By the end of the second day of the 2004 Texas NOOD regatta only one race had been scored and the immediate future looked bleak. Thanks to the remnants of hurricane Ivan there was no wind on Galveston Bay and Day 1’s racing was canceled. On Day 2, only one race was scored thanks to incredibly light and fluky conditions that included a final, race-abandoning wind shift of 180 degrees. Only the perseverance of the race committees and the determination of the racers put numbers on the scoreboard.
On the final day of racing, the wind gods smiled, albeit weakly, and as many as three races were sailed by the faster classes, two by the rest. Winning the largest class20 boatswas the crew of the J/80 GRRR, co-owned by John Kolius and Farley Fontenot, of Houston. “It was hell,” said Kolius about the first two days the regatta. “It’s hard to get excited when the first day of the regatta gets blown off and there are postponements. It’s a lot easier when there’s wind.”

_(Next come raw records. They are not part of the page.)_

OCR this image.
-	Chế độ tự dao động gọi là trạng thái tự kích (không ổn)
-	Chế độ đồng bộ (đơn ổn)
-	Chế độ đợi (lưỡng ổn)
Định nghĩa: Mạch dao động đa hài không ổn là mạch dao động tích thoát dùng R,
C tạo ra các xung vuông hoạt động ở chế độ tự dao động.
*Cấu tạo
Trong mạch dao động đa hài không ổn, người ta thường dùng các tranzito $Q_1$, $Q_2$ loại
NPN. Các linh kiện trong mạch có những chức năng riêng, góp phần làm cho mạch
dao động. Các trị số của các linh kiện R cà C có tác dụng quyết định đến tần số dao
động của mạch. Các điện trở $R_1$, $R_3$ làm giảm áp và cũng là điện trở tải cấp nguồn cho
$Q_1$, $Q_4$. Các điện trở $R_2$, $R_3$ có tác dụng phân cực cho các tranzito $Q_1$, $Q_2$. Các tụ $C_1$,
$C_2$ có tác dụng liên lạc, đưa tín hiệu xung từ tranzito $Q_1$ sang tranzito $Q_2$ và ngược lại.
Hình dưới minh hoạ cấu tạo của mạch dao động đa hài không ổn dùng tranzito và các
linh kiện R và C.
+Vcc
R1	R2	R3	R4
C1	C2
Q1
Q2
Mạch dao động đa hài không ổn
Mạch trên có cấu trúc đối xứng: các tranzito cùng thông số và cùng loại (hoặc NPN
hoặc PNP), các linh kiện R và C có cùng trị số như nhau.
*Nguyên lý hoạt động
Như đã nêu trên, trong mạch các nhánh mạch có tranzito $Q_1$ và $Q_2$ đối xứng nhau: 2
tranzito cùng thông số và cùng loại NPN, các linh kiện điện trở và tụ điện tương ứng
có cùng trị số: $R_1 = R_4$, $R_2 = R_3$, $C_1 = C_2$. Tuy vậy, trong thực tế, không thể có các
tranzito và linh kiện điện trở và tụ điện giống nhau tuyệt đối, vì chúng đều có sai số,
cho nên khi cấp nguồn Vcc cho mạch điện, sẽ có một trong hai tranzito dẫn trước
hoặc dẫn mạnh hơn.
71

Kolius and Fontenot have been sailing for many years, including a couple of J/24 World Championships, a 50-foot World Cup, and other high-level regattas, so they know each other well. So well, in fact, that the crew actually enjoys the husband and wife type of bickering that the two engage in during the races. “It takes the pressure of my wife, who sails with us,” said Kolius. What also worked for the GRRR team was their boat speed. “Our upwind speed was really good, it always has been,” said Kolius. “Downwind was hard, but everybody on the crew was tuned in to keeping their weight in the proper place.”
Winning the Wavelength 24 class was Bear, owned by the husband and wife team of Caron and Steven Choate, of Mandeville, La. Caron, who helms Bear, was quick to credit her crew for their victory. “Patience and crew work, that’s what made the difference for us,” said Caron. “We also loosened everything up, eased the sails and sailed the boat as full as we could.” It’s tough to sail the boat when you open the sails up for light air,” said Steven, who trims the headsail and spinnaker on Bear. “It takes total concentration to steer the boat well when the sails are bouncing all over the place. Caron and I talk a lot about pressure when conditions are light. We used to own a Spirit 20, which was really a dog in light air, and that’s helped us. If you love light air, light air loves you.” After the second race of the day, Caron and her crew thought the regatta was won. “We thought they wouldn’t race us again and were sure that we’d won the regatta,” said Caron. “We knew something was up when no one headed in after the second race and realized we had to win the regatta again.”
The Level 70 class was owned by Pirate, which sailed to three straight first-place finishes. “It was beautiful today,” said Richard Collier, of Seabrook, Texas. “The boat was fast, the crew was great, and we just felt fast all day.” Eric Olving, trimmer aboard Pirate credited the owner for a lot of their success. “The boat is well prepared,” said Olving. “Walter Prader, the owner made sure the boat is ready to go with new sails, and we had Jay Lutz calling tactics. Three bullets feels great, you can’t do better than that.”
Stepping into first place in the Level 40 class was Roxanne, a 1D35 owned by Doug Haas, who recovered well after their collision with the committee boat on Day 2. “We had a full-on match race with Kenai, a J/44 that was the only boat in the class that could beat us,” said Fred Soward, the tactician on Roxanne. “We did circles with Kenai before the start, just like the America’s Cup. We had great crew work.” Wayne Caldwell, co-owner of Roxanne, who was only able to sail on the final day of racing gave a simple answer when asked how he’d enjoyed his day. “A fun day,” he replied. “What do you think?”
Next year’s Texas NOOD will be hosted by the Houston Yacht Club, a few miles north of Lakewood YC, this year’s host.